MEXICO — Pat Hopkins believes that immigrants in the early 1900s greatly influenced the development of the area. Now, she wonders how that ethnic group influences today’s population.
That’s one of the many questions the newly formed Lithuanian Heritage Club hopes to answer.
A joint meeting of the Rumford and Mexico historical societies last winter to discuss the various ethnic groups in the River Valley area prompted the start of an organization of people of Lithuanian ancestry or those interested in that Baltic country.
“We decided to continue the discussion, and we met for the first time in June,” said the unofficial chairman of the group, Matt Kaubris.
On Sept. 12, an old-fashioned, Lithuanian-style picnic will be held to hear stories, sample Lithuanian food, and discuss the culture of the once-Soviet dominated country. Oral histories will be taken and photographs shared. There’s even talk about having a young woman from one of the families dress in the traditional colorful garb to welcome everyone.

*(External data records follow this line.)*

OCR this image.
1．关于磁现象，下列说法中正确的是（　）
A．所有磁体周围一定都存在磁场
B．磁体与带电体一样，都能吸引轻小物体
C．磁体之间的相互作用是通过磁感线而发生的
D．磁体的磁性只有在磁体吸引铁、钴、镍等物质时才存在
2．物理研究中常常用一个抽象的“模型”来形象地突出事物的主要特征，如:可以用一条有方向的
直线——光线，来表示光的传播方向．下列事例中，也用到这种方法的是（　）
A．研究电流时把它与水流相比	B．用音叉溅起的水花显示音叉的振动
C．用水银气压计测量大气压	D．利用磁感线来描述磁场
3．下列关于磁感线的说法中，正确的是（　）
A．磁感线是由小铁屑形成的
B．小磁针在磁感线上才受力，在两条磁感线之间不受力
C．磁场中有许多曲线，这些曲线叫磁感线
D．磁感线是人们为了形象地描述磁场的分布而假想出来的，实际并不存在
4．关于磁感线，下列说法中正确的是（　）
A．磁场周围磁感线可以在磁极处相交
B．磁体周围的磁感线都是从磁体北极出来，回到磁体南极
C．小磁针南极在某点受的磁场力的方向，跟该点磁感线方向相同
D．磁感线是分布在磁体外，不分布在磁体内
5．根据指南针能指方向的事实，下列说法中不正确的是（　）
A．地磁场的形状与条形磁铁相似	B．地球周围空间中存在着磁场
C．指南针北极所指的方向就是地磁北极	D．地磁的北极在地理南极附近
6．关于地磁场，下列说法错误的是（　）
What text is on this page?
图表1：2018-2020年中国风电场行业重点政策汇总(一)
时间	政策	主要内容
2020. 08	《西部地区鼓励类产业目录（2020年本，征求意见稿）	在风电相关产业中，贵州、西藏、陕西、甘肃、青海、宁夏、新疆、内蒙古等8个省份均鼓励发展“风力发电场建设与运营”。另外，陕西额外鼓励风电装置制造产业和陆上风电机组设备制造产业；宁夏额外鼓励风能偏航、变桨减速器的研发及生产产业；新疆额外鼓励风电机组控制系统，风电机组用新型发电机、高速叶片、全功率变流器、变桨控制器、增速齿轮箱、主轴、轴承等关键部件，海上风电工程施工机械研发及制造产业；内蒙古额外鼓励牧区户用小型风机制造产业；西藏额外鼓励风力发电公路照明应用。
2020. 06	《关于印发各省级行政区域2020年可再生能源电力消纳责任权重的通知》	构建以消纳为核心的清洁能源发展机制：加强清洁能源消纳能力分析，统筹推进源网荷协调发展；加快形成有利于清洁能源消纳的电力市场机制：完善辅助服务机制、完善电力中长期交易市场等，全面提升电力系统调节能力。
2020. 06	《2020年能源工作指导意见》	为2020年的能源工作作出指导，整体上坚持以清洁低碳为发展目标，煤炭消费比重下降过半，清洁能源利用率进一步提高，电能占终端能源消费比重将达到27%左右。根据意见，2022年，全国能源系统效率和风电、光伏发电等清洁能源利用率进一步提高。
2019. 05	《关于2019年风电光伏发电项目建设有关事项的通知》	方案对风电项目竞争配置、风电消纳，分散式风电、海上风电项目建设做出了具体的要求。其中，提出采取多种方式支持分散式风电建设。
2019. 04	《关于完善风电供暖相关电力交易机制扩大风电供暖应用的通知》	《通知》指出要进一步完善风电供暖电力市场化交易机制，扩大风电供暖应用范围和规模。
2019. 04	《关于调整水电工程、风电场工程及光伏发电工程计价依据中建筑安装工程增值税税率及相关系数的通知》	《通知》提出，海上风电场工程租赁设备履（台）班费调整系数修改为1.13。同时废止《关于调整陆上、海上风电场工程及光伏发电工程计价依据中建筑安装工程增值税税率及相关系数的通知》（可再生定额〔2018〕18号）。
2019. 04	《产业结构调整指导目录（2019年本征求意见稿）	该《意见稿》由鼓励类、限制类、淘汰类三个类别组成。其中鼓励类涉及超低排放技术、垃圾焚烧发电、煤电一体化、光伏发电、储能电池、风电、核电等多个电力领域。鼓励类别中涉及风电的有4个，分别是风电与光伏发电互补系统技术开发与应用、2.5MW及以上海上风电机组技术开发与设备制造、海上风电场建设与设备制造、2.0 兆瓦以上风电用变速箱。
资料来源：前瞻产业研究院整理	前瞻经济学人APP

But already, the documentation of the people living in the area of Lithuanian ancestry has begun.
And at least four on the organization committee — Hopkins, Kaubris, Olga Richardson and Barbara Buotte Arsenault, have already visited the country of their ancestors. Hopkins counts Beeakers and Bartashes among her family; Richardson’s mother’s name was Kawlaicze; and Arsenault’s grandparents’ name was Pocius. All speak at least a little of the Lithuanian language.
Most of the ancestors of the people with Lithuanian roots arrived in the Rumford area in the early 1900s when the Oxford Paper Co. began. While people from other ethnic backgrounds arrived at about the same time, mostly for economic reasons, Hopkins said most of the Lithuanian immigrants left their homes because of persecution and to find jobs.
The Baltic country had been dominated by Russia for centuries, and only became fully independent in 1991.
Lithuanians lived in specific parts of the area’s towns, including Holyoke and Spruce streets in Rumford, Kimball and Osgood avenues in Mexico and various places in Peru. Hopkins said some of the first Lithuanian settlers had no place to go, so they lived for a time in caves in the Smithville Crossing section of Rumford.
The committee wants to ensure that the young people learn about their heritage and customs, too. Arsenault said her son has begun to show interest.
Kaubris said the annual picnic will be great time to bring all generations together, including young children.
As oral histories, stories and other information is gathered on the Lithuanian population living in the area, Kaubris said it will be archived by both the Rumford and Mexico historical societies.
The group plans to meet two or three times a year. More than 60 people attended the exploratory meeting in February.
Those interested in learning more, or joining, may call Arsenault at 364-3966, Richardson at 562-4482, or Kaubris at 364-2306.

Lithuanian Heritage Club organizational committee members show each other sections of the Baltic nation that were homes to their ancestors. The new group aims to preserve its heritage and teach children about their ancestors’ culture. Shown are Olga Richardson of Peru, Barbara Buotte Arsenault of Rumford, Pat Hopkins of Rumford and Matt Kaubris of Rumford.